À contrario, pour Naïma, Anna et Faïza, ce sont des échanges fondés sur des obligations et sanctions qui ont été plus prégnants. Cela a inauguré des processus d’auto-renforcement associant le poids de ce processus de socialisation, l'adoption de positions défensives, le creusement d’une distance avec les partenaires de travail potentiels, le retrait de ces derniers, une faiblesse de la socialisation par compréhension, etc. Loin de s’approprier une nouvelle manière d’enseigner, elles ont surtout adapté leurs pratiques afin de pouvoir malgré tout travailler. Cette dynamique rappelle les stratégies de survie identifiées par Woods (1990) chez les enseignants : la domination (intimider, parler fort, humilier, etc.), la négociation (entrer dans un marchandage avec les élèves qui cherchent à ne pas trop travailler), la fraternisation (se mettre du côté des élèves, se fondre à leur culture pour leur plaire) et le retrait (fuir toute situation qui mettrait en position d'assumer les défis que pose l'enseignement). Le faible engagement de leurs partenaires de travail les prive d’explicitations suffisantes des normes du bien enseigner, ce qui ralentit leur socialisation et la rend chaotique. La fragilité de ces contextes n’est sans doute pas indépendante des conditions d’emploi dans lesquelles elles enseignent, qui les assignent à une inscription précaire dans leurs écoles : fragmentation de la tâche chez Anna, prise en charge d’une classe difficile ayant déjà eu raison de plusieurs enseignants chez Naïma, suppléance à la journée puis petit contrat chez Faïza.

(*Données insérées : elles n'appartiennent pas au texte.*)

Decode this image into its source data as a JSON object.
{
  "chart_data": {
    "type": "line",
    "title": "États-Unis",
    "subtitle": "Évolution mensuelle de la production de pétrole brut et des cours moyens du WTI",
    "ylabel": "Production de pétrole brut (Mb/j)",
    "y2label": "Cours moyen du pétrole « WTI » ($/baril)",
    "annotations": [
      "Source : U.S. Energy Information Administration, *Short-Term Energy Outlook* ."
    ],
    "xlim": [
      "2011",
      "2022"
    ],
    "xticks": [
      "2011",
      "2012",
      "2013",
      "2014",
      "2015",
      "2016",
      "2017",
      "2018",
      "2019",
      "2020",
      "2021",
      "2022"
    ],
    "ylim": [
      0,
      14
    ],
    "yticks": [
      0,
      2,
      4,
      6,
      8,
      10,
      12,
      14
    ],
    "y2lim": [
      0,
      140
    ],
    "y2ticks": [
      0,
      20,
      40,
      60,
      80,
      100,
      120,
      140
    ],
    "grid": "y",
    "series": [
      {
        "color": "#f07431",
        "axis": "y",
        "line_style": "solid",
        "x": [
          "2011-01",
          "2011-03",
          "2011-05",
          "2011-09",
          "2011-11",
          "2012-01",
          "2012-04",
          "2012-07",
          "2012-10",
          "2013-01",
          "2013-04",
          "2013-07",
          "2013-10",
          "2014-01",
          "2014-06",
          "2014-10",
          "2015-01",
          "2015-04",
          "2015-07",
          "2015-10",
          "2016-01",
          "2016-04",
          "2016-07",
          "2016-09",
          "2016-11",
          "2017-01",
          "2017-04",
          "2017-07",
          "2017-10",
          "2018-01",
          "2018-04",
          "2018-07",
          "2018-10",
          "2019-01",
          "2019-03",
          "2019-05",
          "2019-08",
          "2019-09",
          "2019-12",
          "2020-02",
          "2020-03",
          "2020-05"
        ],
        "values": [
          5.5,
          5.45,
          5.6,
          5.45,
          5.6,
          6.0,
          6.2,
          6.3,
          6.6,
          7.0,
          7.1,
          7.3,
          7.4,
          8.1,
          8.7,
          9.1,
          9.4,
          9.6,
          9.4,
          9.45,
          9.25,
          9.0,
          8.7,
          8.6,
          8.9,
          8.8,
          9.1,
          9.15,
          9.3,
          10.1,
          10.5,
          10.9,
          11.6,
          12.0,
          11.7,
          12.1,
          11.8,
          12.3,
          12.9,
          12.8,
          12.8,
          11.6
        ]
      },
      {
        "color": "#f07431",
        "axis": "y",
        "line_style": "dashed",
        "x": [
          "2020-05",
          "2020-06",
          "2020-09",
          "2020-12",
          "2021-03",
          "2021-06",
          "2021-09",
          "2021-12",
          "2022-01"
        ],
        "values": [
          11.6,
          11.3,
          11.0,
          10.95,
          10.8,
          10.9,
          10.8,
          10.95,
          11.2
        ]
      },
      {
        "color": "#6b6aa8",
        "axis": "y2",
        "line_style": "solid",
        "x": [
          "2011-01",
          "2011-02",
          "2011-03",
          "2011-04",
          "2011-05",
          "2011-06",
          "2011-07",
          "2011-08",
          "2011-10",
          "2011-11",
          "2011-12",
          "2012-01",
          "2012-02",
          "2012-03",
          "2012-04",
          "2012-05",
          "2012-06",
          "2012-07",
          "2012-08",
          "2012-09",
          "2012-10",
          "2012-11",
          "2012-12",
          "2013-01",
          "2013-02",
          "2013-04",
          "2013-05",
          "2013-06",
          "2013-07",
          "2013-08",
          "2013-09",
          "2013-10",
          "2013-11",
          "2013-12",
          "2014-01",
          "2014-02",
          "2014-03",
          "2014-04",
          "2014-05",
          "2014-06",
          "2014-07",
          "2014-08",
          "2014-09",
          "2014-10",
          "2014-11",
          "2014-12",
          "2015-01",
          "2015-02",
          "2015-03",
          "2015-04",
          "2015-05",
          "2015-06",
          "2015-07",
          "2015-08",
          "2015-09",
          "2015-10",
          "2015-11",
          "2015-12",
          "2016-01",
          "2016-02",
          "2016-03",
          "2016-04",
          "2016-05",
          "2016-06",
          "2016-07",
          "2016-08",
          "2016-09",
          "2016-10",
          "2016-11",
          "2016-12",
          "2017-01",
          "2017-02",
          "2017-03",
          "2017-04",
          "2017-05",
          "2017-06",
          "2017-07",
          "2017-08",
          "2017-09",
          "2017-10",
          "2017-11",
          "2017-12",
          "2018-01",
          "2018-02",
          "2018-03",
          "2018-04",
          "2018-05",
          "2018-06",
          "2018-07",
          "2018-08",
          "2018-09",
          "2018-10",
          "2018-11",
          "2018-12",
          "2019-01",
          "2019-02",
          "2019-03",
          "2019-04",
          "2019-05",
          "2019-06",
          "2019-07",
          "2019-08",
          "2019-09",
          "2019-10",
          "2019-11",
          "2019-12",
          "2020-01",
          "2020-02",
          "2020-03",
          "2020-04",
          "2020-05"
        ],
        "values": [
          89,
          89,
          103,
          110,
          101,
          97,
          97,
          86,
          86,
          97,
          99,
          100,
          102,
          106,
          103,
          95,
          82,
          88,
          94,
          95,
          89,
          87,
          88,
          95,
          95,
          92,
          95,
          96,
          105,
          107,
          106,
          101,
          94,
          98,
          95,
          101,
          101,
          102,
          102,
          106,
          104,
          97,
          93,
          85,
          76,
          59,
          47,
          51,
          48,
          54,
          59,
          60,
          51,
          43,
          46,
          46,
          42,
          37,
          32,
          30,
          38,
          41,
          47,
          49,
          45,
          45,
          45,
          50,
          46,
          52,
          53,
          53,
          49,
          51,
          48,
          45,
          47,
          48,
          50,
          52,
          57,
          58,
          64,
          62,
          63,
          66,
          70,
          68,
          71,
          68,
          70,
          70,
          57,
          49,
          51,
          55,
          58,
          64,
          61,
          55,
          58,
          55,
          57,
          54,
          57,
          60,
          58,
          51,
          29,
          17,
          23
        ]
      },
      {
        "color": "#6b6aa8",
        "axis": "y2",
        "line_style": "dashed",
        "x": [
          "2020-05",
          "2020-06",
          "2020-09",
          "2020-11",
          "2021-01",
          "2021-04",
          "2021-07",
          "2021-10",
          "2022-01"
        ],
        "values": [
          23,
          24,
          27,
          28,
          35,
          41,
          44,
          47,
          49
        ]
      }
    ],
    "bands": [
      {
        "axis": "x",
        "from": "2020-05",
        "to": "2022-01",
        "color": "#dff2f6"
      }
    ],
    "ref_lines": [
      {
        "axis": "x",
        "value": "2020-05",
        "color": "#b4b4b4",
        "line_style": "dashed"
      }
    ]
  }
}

Ces résultats rejoignent, à partir d’un cas spécifique dans un contexte différent, le constat dressé par Dubet d’une faiblesse de la « socialisation institutionnelle » (2002). Dès lors, le modèle de socialisation professionnelle en vigueur s’actualise au coeur des situations de travail, et il est fondé sur une posture réflexive (Périer, 2009). Les épreuves auxquelles les enseignants formés hors Québec, qui s’apparentent sous cet angle à des « nouveaux enseignants » (Rayou et Ria, 2009), font appel à leur réflexivité. Elles signalent aussi la place croissante de la négociation dans le fonctionnement de l’ordre scolaire dans la classe (Périer, 2012) et plus largement dans l’institution scolaire. C’est pourquoi les négociations avec les partenaires de travail sont si importantes pour produire la signification des situations de travail. Mais cet accompagnement est fragile et fluctuant, comme si prévalait une conception implicite des premières années comme ayant pour fonction « d’endurcir le néophyte » (Guibert et Périer, 2012).

Ces observations invitent à tirer quelque leçon pour les établissements scolaires et pour les commissions scolaires : il faudrait trouver des moyens d’encourager les échanges entre professionnels sur les lieux de travail, de sensibiliser les autres acteurs aux enjeux de socialisation des enseignants formés hors Québec qui débutent dans des contextes nouveaux pour eux, d’inciter les pairs expérimentés à partager leurs expériences et façons de faire quitte à donner plus de porosité à l’espace si protégé de la classe. L’enjeu est de développer une socialisation par compréhension et adhésion, car elle produit des effets plus durables et profonds sur le travail enseignant. Notre hypothèse est que des efforts sur ce plan favoriseraient des adhésions plus rapides et variées aux compréhensions partagées car, comme on l’a vu, lorsque les enseignants arrivent à donner du sens aux pratiques réclamées, ils s’engagent plus aisément dans des processus de transformation de leur rapport au métier.